And while one million sounds great (as well as the sharp rise in comparative GDP that will surely follow) there’s still going to be plenty of pain out there for millions more as the process continues. And that presumes we don’t have any recurring flare-ups.

The cause for instantaneous mass layoffs and a slow revival of employment stem from one factor: fear.

When faced with an immediate cessation of demand, businesses are quick on the trigger to cut costs and survive. When back in growth mode, they will be cautious in adding headcount and payroll costs, lest they get ahead of themselves. They’re going to want to see some sustained demand that will support future hiring. We lived through this dynamic during the recovery from the last crisis.

I don’t see any reason for things to be any different this time around, no matter what the monthly job gains are. We’re in a far deeper hole this time around, and while there may be an initial snap-back effect, I wouldn’t count on that continuing at the same torrid pace.

Many companies, thankfully, have resorted to the use of furloughs for employees. That means pay is suspended but corporate health insurance is still kept in force, and often paid for.

Unemployment benefits are available while this lasts, so people aren’t completely washed out. At least for now.

Emergency UI lasts until July 31st. If things don’t bounce back, it needs to be extended. But even so, that furlough scheme can’t go on in perpetuity.
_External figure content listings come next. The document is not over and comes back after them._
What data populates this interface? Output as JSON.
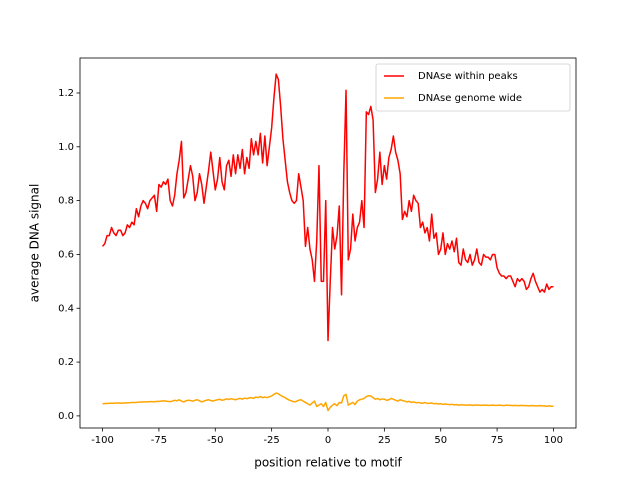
{
  "chart_data": {
    "type": "line",
    "xlabel": "position relative to motif",
    "ylabel": "average DNA signal",
    "legend": "upper right",
    "xlim": [
      -110,
      110
    ],
    "ylim": [
      -0.045,
      1.33
    ],
    "xticks": [
      -100,
      -75,
      -50,
      -25,
      0,
      25,
      50,
      75,
      100
    ],
    "yticks": [
      {
        "value": 0,
        "label": "0.0"
      },
      0.2,
      0.4,
      0.6,
      0.8,
      {
        "value": 1,
        "label": "1.0"
      },
      1.2
    ],
    "x": [
      -100,
      -99,
      -98,
      -97,
      -96,
      -95,
      -94,
      -93,
      -92,
      -91,
      -90,
      -89,
      -88,
      -87,
      -86,
      -85,
      -84,
      -83,
      -82,
      -81,
      -80,
      -79,
      -78,
      -77,
      -76,
      -75,
      -74,
      -73,
      -72,
      -71,
      -70,
      -69,
      -68,
      -67,
      -66,
      -65,
      -64,
      -63,
      -62,
      -61,
      -60,
      -59,
      -58,
      -57,
      -56,
      -55,
      -54,
      -53,
      -52,
      -51,
      -50,
      -49,
      -48,
      -47,
      -46,
      -45,
      -44,
      -43,
      -42,
      -41,
      -40,
      -39,
      -38,
      -37,
      -36,
      -35,
      -34,
      -33,
      -32,
      -31,
      -30,
      -29,
      -28,
      -27,
      -26,
      -25,
      -24,
      -23,
      -22,
      -21,
      -20,
      -19,
      -18,
      -17,
      -16,
      -15,
      -14,
      -13,
      -12,
      -11,
      -10,
      -9,
      -8,
      -7,
      -6,
      -5,
      -4,
      -3,
      -2,
      -1,
      0,
      1,
      2,
      3,
      4,
      5,
      6,
      7,
      8,
      9,
      10,
      11,
      12,
      13,
      14,
      15,
      16,
      17,
      18,
      19,
      20,
      21,
      22,
      23,
      24,
      25,
      26,
      27,
      28,
      29,
      30,
      31,
      32,
      33,
      34,
      35,
      36,
      37,
      38,
      39,
      40,
      41,
      42,
      43,
      44,
      45,
      46,
      47,
      48,
      49,
      50,
      51,
      52,
      53,
      54,
      55,
      56,
      57,
      58,
      59,
      60,
      61,
      62,
      63,
      64,
      65,
      66,
      67,
      68,
      69,
      70,
      71,
      72,
      73,
      74,
      75,
      76,
      77,
      78,
      79,
      80,
      81,
      82,
      83,
      84,
      85,
      86,
      87,
      88,
      89,
      90,
      91,
      92,
      93,
      94,
      95,
      96,
      97,
      98,
      99,
      100
    ],
    "series": [
      {
        "name": "DNAse within peaks",
        "color": "#ff0000",
        "values": [
          0.63,
          0.64,
          0.67,
          0.67,
          0.7,
          0.68,
          0.67,
          0.69,
          0.69,
          0.67,
          0.68,
          0.71,
          0.7,
          0.72,
          0.71,
          0.77,
          0.74,
          0.78,
          0.8,
          0.79,
          0.77,
          0.8,
          0.81,
          0.82,
          0.76,
          0.86,
          0.85,
          0.87,
          0.86,
          0.88,
          0.8,
          0.78,
          0.82,
          0.9,
          0.95,
          1.02,
          0.81,
          0.83,
          0.88,
          0.93,
          0.89,
          0.8,
          0.83,
          0.9,
          0.86,
          0.79,
          0.85,
          0.91,
          0.98,
          0.91,
          0.84,
          0.88,
          0.96,
          0.87,
          0.84,
          0.93,
          0.95,
          0.89,
          0.97,
          0.9,
          0.97,
          0.92,
          0.99,
          0.9,
          0.96,
          0.92,
          1.03,
          0.97,
          1.02,
          0.97,
          1.05,
          0.94,
          1.04,
          0.93,
          1.0,
          1.07,
          1.18,
          1.27,
          1.25,
          1.15,
          1.03,
          0.95,
          0.87,
          0.83,
          0.8,
          0.79,
          0.8,
          0.9,
          0.85,
          0.8,
          0.63,
          0.7,
          0.62,
          0.58,
          0.5,
          0.65,
          0.93,
          0.5,
          0.5,
          0.8,
          0.28,
          0.5,
          0.7,
          0.62,
          0.67,
          0.78,
          0.45,
          0.9,
          1.21,
          0.58,
          0.62,
          0.75,
          0.65,
          0.7,
          0.72,
          0.8,
          0.7,
          1.13,
          1.12,
          1.15,
          1.1,
          0.83,
          0.88,
          0.98,
          0.86,
          0.93,
          0.88,
          0.96,
          0.99,
          1.04,
          0.98,
          0.95,
          0.9,
          0.73,
          0.76,
          0.74,
          0.8,
          0.76,
          0.82,
          0.8,
          0.79,
          0.7,
          0.72,
          0.68,
          0.7,
          0.65,
          0.75,
          0.66,
          0.68,
          0.6,
          0.62,
          0.68,
          0.6,
          0.64,
          0.62,
          0.65,
          0.61,
          0.66,
          0.57,
          0.56,
          0.62,
          0.58,
          0.57,
          0.6,
          0.56,
          0.58,
          0.62,
          0.57,
          0.56,
          0.6,
          0.59,
          0.59,
          0.58,
          0.6,
          0.6,
          0.55,
          0.53,
          0.52,
          0.52,
          0.51,
          0.52,
          0.52,
          0.5,
          0.48,
          0.51,
          0.5,
          0.51,
          0.5,
          0.47,
          0.48,
          0.51,
          0.53,
          0.5,
          0.48,
          0.46,
          0.47,
          0.46,
          0.49,
          0.47,
          0.48,
          0.48
        ]
      },
      {
        "name": "DNAse genome wide",
        "color": "#ffa500",
        "values": [
          0.045,
          0.046,
          0.046,
          0.047,
          0.047,
          0.047,
          0.048,
          0.048,
          0.047,
          0.048,
          0.048,
          0.049,
          0.049,
          0.05,
          0.05,
          0.05,
          0.051,
          0.051,
          0.052,
          0.052,
          0.052,
          0.053,
          0.053,
          0.052,
          0.054,
          0.054,
          0.055,
          0.056,
          0.055,
          0.054,
          0.053,
          0.055,
          0.058,
          0.056,
          0.06,
          0.055,
          0.052,
          0.056,
          0.058,
          0.057,
          0.055,
          0.058,
          0.06,
          0.056,
          0.052,
          0.055,
          0.058,
          0.06,
          0.057,
          0.055,
          0.058,
          0.06,
          0.062,
          0.058,
          0.06,
          0.063,
          0.061,
          0.064,
          0.062,
          0.06,
          0.063,
          0.065,
          0.062,
          0.066,
          0.064,
          0.067,
          0.068,
          0.065,
          0.07,
          0.068,
          0.072,
          0.068,
          0.07,
          0.068,
          0.071,
          0.074,
          0.08,
          0.085,
          0.082,
          0.076,
          0.072,
          0.068,
          0.062,
          0.058,
          0.055,
          0.052,
          0.054,
          0.058,
          0.06,
          0.055,
          0.05,
          0.045,
          0.04,
          0.048,
          0.055,
          0.035,
          0.04,
          0.045,
          0.035,
          0.05,
          0.02,
          0.032,
          0.04,
          0.045,
          0.038,
          0.05,
          0.048,
          0.075,
          0.08,
          0.04,
          0.045,
          0.05,
          0.042,
          0.055,
          0.06,
          0.062,
          0.065,
          0.072,
          0.075,
          0.074,
          0.068,
          0.062,
          0.065,
          0.06,
          0.063,
          0.062,
          0.058,
          0.06,
          0.065,
          0.062,
          0.058,
          0.055,
          0.06,
          0.057,
          0.055,
          0.052,
          0.054,
          0.05,
          0.052,
          0.049,
          0.05,
          0.048,
          0.047,
          0.05,
          0.046,
          0.047,
          0.048,
          0.045,
          0.046,
          0.044,
          0.045,
          0.043,
          0.044,
          0.043,
          0.042,
          0.043,
          0.041,
          0.042,
          0.04,
          0.041,
          0.041,
          0.04,
          0.04,
          0.041,
          0.039,
          0.04,
          0.04,
          0.04,
          0.039,
          0.04,
          0.04,
          0.039,
          0.039,
          0.04,
          0.039,
          0.039,
          0.04,
          0.039,
          0.038,
          0.04,
          0.039,
          0.039,
          0.038,
          0.039,
          0.038,
          0.038,
          0.039,
          0.038,
          0.038,
          0.037,
          0.038,
          0.038,
          0.037,
          0.037,
          0.038,
          0.037,
          0.037,
          0.036,
          0.037,
          0.036,
          0.036
        ]
      }
    ]
  }
}
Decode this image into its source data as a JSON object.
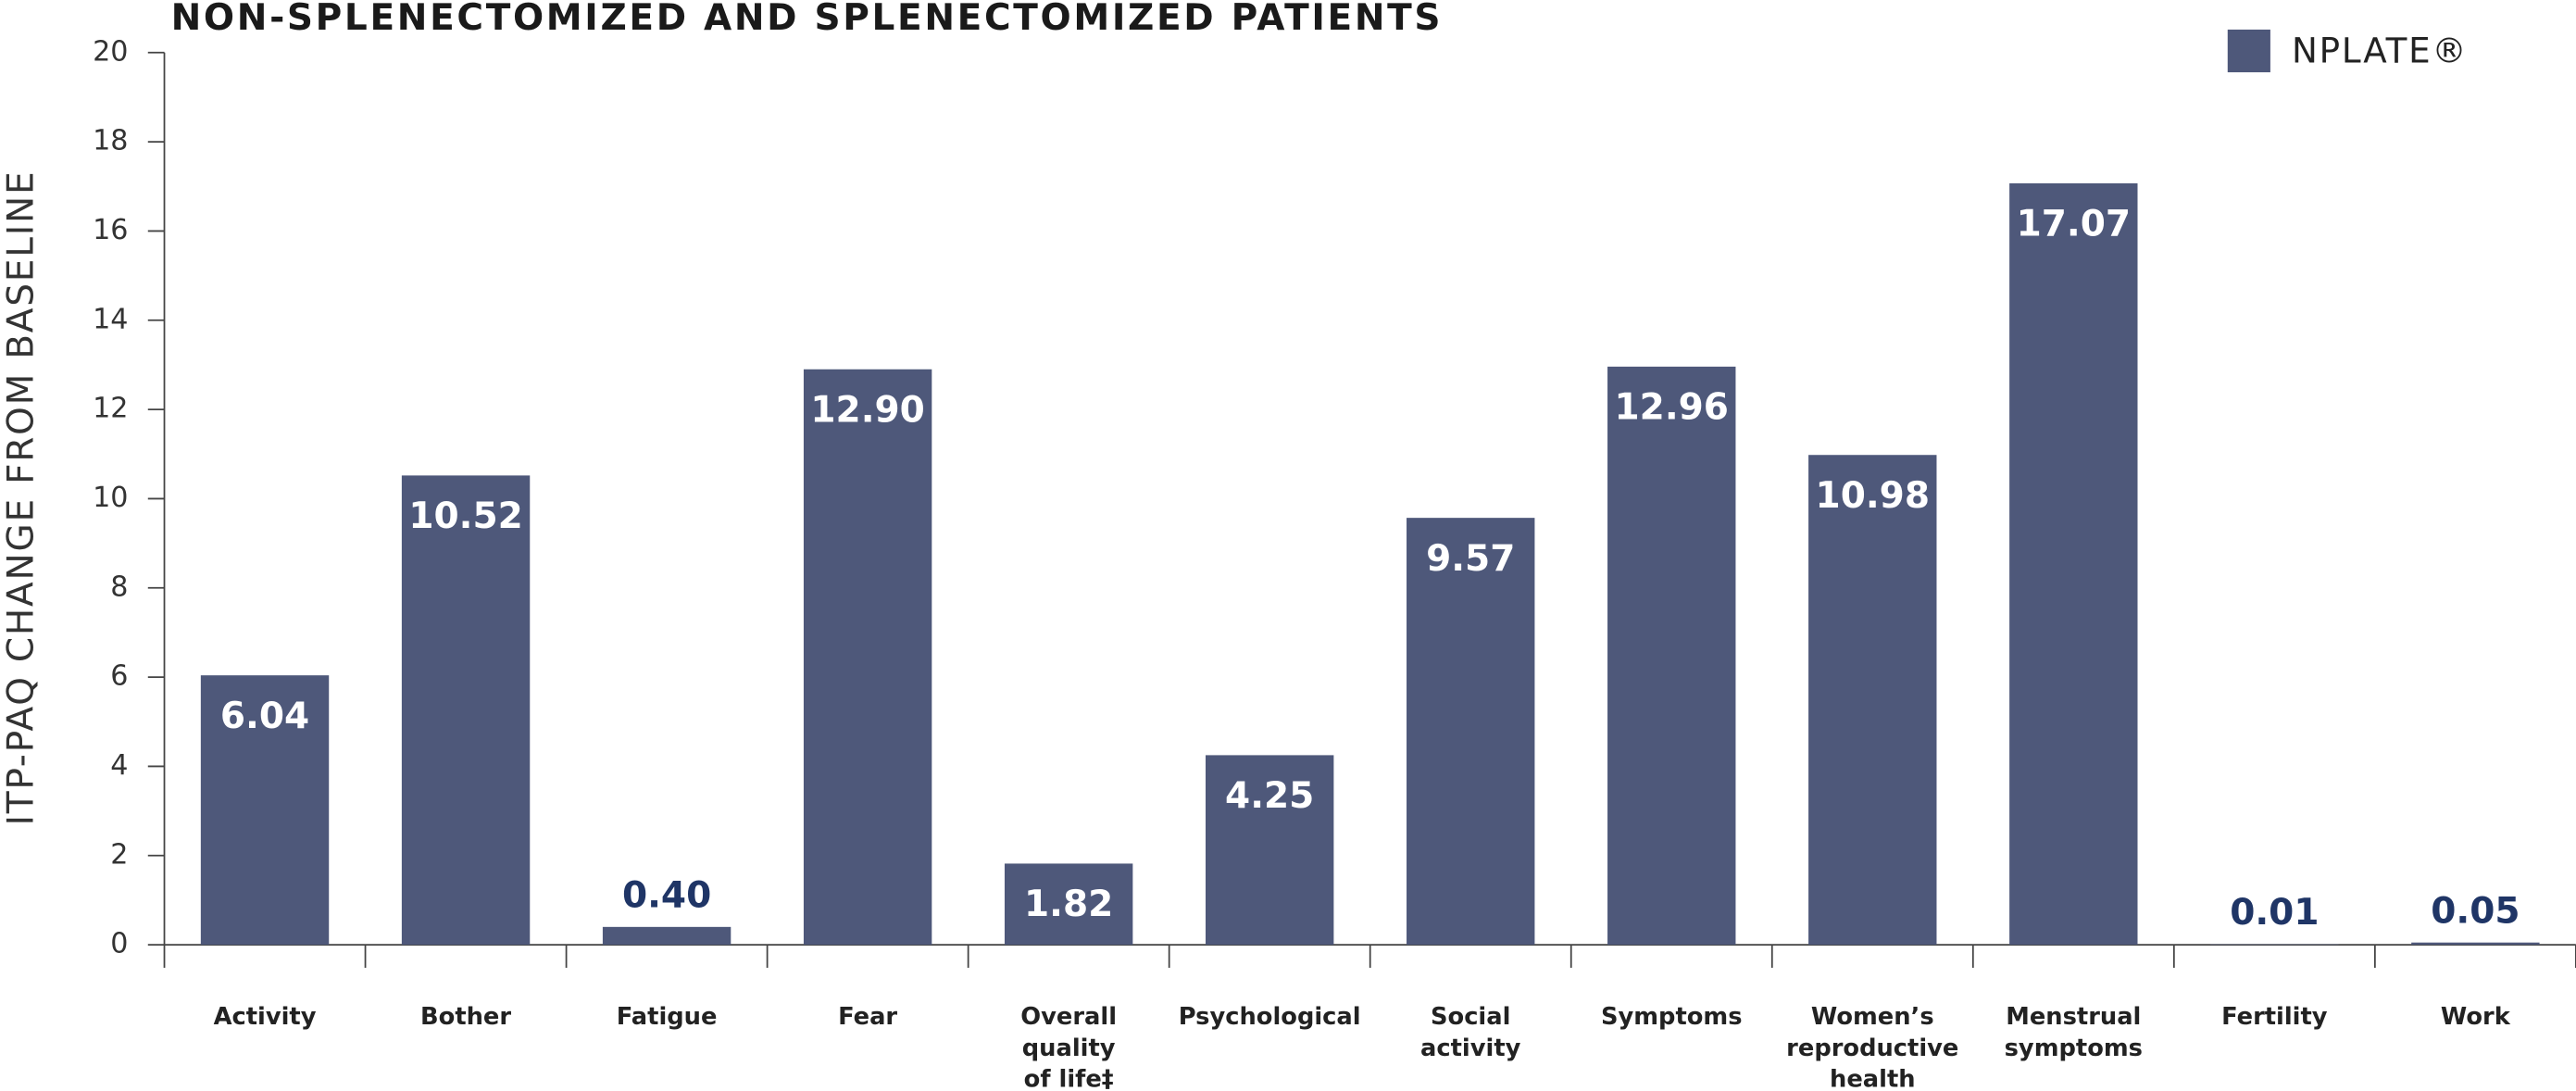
{
  "chart_data": {
    "type": "bar",
    "title": "NON-SPLENECTOMIZED AND SPLENECTOMIZED PATIENTS",
    "y_label": "ITP-PAQ CHANGE FROM BASELINE",
    "categories": [
      "Activity",
      "Bother",
      "Fatigue",
      "Fear",
      "Overall quality of life‡",
      "Psychological",
      "Social activity",
      "Symptoms",
      "Women’s reproductive health",
      "Menstrual symptoms",
      "Fertility",
      "Work"
    ],
    "series": [
      {
        "name": "NPLATE®",
        "color": "#4e587a",
        "values": [
          6.04,
          10.52,
          0.4,
          12.9,
          1.82,
          4.25,
          9.57,
          12.96,
          10.98,
          17.07,
          0.01,
          0.05
        ],
        "value_labels": [
          "6.04",
          "10.52",
          "0.40",
          "12.90",
          "1.82",
          "4.25",
          "9.57",
          "12.96",
          "10.98",
          "17.07",
          "0.01",
          "0.05"
        ]
      }
    ],
    "ylim": [
      0,
      20
    ],
    "yticks": [
      0,
      2,
      4,
      6,
      8,
      10,
      12,
      14,
      16,
      18,
      20
    ],
    "grid": false,
    "legend": "top-right"
  }
}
If things do recover, the employer has a trained workforce at the ready without the need to interview and try out green hires.

Operations can re-spool quickly. But again: the ride back up will not be a mirror image of the fall down, not everyone will get called back, and certainly not all at once. And that spells trouble for millions of breadwinners.

Labor slack on this scale is bad news for wages and salaries. But with over 36 million on unemployment, and currently rising, labor will not enjoy any leverage for some time to come. That will have a knock-on effect on employment as well. Less spending power becomes a self-fulfilling drag on both the economy at large as well as future labor demand.

So while we wait for some semblance of normalcy, we have some challenges ahead. I hope we can handle them.